Daily Archives: March 18, 2010

An adventure in storage expansion

In this great age of rapidly expanding storage, I’ve decided to stop throwing things away in a digital sense.  We are talking storage that is under $0.07 per gigabyte.  This means that each 3.5 megabyte picture I retain costs $0.00002.  Someday the real issue will be keeping track of these things, but that is a separate discussion.

First up, the fun part of this post.

Before

Before, 1.59TB of available space

After

After, 2.96 TB of available space

One 1.5TB just doubled the storage capacity of my Windows Home Server.   When I put the 750 GB and 1TB drive in there, those were the $100 drives of the time.  The 1.5TB drive cost $102 shipped.
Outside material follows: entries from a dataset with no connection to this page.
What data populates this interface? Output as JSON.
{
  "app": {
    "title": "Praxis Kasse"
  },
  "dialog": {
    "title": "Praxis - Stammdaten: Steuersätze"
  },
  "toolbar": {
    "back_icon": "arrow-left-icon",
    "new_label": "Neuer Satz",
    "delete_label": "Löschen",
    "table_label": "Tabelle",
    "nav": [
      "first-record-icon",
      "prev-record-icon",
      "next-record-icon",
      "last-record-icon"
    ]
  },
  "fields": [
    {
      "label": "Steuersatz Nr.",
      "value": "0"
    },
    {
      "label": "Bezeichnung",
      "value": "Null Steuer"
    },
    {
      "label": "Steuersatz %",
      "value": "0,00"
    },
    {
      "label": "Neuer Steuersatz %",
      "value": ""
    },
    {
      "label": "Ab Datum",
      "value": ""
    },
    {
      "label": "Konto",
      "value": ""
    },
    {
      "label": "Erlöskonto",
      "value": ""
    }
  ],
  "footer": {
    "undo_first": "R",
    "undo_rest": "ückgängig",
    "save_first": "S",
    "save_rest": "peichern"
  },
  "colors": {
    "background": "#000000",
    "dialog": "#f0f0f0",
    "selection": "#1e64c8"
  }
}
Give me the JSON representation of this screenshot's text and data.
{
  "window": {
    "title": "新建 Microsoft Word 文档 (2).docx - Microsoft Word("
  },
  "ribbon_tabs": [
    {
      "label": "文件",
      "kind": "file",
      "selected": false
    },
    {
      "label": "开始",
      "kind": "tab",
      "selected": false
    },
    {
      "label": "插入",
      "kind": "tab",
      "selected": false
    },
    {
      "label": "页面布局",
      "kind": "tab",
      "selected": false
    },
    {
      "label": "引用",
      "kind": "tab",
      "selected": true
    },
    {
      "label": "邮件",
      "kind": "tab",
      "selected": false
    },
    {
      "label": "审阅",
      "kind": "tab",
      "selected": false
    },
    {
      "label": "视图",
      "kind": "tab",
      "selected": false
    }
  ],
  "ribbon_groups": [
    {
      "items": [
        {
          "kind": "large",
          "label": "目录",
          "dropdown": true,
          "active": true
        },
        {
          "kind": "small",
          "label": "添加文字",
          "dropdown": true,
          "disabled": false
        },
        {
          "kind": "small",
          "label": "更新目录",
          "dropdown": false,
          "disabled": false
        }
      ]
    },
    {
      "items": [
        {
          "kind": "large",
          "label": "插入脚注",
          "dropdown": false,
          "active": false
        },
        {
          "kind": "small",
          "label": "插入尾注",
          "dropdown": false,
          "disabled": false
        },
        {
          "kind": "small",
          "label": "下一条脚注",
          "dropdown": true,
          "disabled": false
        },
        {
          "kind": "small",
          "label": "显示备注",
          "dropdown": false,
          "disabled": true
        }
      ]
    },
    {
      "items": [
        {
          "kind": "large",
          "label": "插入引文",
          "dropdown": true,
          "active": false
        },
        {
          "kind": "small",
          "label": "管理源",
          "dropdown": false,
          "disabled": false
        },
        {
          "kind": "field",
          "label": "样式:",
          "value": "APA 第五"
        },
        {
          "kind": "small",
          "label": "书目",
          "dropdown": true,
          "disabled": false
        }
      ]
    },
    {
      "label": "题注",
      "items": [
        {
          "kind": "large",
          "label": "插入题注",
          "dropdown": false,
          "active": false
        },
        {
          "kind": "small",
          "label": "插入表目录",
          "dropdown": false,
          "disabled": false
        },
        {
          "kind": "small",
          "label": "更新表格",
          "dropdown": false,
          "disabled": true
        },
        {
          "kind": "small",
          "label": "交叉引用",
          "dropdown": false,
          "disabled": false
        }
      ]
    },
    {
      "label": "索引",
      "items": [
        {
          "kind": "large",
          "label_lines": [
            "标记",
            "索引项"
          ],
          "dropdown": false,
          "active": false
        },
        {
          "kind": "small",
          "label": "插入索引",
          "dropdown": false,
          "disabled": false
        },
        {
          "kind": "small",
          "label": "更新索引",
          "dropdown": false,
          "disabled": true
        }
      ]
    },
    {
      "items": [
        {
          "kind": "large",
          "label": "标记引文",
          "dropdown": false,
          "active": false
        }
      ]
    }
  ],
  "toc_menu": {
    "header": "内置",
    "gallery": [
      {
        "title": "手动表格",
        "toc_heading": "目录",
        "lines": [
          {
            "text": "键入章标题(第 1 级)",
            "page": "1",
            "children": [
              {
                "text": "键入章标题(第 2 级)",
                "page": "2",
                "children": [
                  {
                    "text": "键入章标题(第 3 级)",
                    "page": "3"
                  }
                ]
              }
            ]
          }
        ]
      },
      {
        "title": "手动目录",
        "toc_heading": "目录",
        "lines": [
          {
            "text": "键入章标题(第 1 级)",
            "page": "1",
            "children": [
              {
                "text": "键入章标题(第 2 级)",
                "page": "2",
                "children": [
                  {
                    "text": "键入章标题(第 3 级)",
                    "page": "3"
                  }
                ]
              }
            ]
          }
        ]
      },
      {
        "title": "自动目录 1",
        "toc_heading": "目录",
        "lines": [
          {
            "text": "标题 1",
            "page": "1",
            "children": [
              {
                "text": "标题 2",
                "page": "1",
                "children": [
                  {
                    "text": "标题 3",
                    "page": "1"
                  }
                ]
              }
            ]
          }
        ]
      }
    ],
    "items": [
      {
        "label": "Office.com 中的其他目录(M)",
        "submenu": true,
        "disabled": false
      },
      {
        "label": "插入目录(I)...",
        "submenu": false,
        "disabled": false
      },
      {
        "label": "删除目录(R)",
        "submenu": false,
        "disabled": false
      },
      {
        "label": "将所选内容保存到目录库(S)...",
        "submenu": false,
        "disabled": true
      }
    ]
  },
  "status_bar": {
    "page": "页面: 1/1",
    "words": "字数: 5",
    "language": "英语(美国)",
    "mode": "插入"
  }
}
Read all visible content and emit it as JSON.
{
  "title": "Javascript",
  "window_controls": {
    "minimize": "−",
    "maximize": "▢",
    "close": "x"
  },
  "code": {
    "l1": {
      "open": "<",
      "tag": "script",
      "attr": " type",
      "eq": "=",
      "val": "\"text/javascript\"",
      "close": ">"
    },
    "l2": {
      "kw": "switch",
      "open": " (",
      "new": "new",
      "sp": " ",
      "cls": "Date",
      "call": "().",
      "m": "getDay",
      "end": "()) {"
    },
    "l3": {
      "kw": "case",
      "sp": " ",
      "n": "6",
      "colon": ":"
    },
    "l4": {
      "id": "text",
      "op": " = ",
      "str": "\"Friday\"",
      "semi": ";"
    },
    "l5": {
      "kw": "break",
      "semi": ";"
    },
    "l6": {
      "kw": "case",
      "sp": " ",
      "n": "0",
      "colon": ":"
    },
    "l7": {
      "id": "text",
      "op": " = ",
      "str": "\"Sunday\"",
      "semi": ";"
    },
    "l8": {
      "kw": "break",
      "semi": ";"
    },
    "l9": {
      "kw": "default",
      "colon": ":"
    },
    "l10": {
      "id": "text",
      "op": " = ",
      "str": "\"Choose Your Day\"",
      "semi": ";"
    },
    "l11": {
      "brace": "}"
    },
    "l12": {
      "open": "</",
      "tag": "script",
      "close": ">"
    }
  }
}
Now, here is the complicated part.  They (the hard drive industry as a whole) are changing how the data is laid out on hard drives that is not very compatible with Windows XP and Server 2003 (which is what WHS is based on.)  There are a number of technological issues at stake here that a number of sources like Ars Technica have covered this in depth so I will spare you that.  Basically, you get bad performance with the new drives on old operating systems – and WHS is effected.

What do you need to do?  Well, you basically have two options.  On most drives, there will be jumpers on there like there were on hard drives for a long time that limited their capacity to 2GB for 16 bit file systems that will fake out the operating system.  The caveat?  You can only have one partition per drive.  If you read the above article, you’ll know that this is intended for big drives, so you’ll be committed to something like a 2TB C: drive if you go that route, which is pretty ugly.

The second option is to use software to “realign” the partition after it has been created which allows for whatever layout you want.  The caveat here?  You could lose your data and any time you redo a partition you are going to be using this software.

Being the idiot I am, I didn’t use the jumper to fake out the operating system and I promptly put data on the drive by adding into the WHS storage pool (which you have to do to get the partition created that you can later realign.)  I tried to go back in and save myself with the bootable software, but this dropped the 1.5TB drive out of the pool and corrupted all my PC backups.  Then I shut it all down and did the jumper thing, which also made WHS freak out until I told it I really wanted to drop the drive out of the pool permanently and added it back in again.

Moral of the story – I wasted about three hours of my life and lost about 300GB of PC backups because I didn’t take time to set the jumper first.  If you are buying a hard drive for WHS or XP in the next few months, you are going to need to be aware of this issue.  Trust me, the jumper is easier and apparently neccessary with WHS as covered in the forums over at www.wegotserved.com.

–Nat

Wow… Record labels hit with reality…

It is pretty common knowledge these days that when the sales of your widget go down, it is likely due to lower demand.  With lower demand, typically prices drop in order to capture more of the market who would buy your widgets if they only cost less .   To, you know, drive up demand to make sure you keep making money.

If you sell music or theaters tickets, you are evidently exempt from this rule,  the equivalent of defying gravity.

Well, it appears at least some of the record companies have realized the folly of this and are actually lowering prices to spur demand.  According to one study talked about in that article the link leads to, lowering prices to $10 ($9.99, to fool us) upped demand by 100%  I guess if you defy gravity long enough, coasting back down the hill is easy and in the short term should be very profitable.  While its only Universal at this time, you can see that they represent many popular artists and it is likely the other big music labels will follow suit.

With any luck at all this will quiet the claims that piracy is destroying the music industry.  If this is successful, we’ll all know it was just idiotic pricing practices as many of us have theorized all along.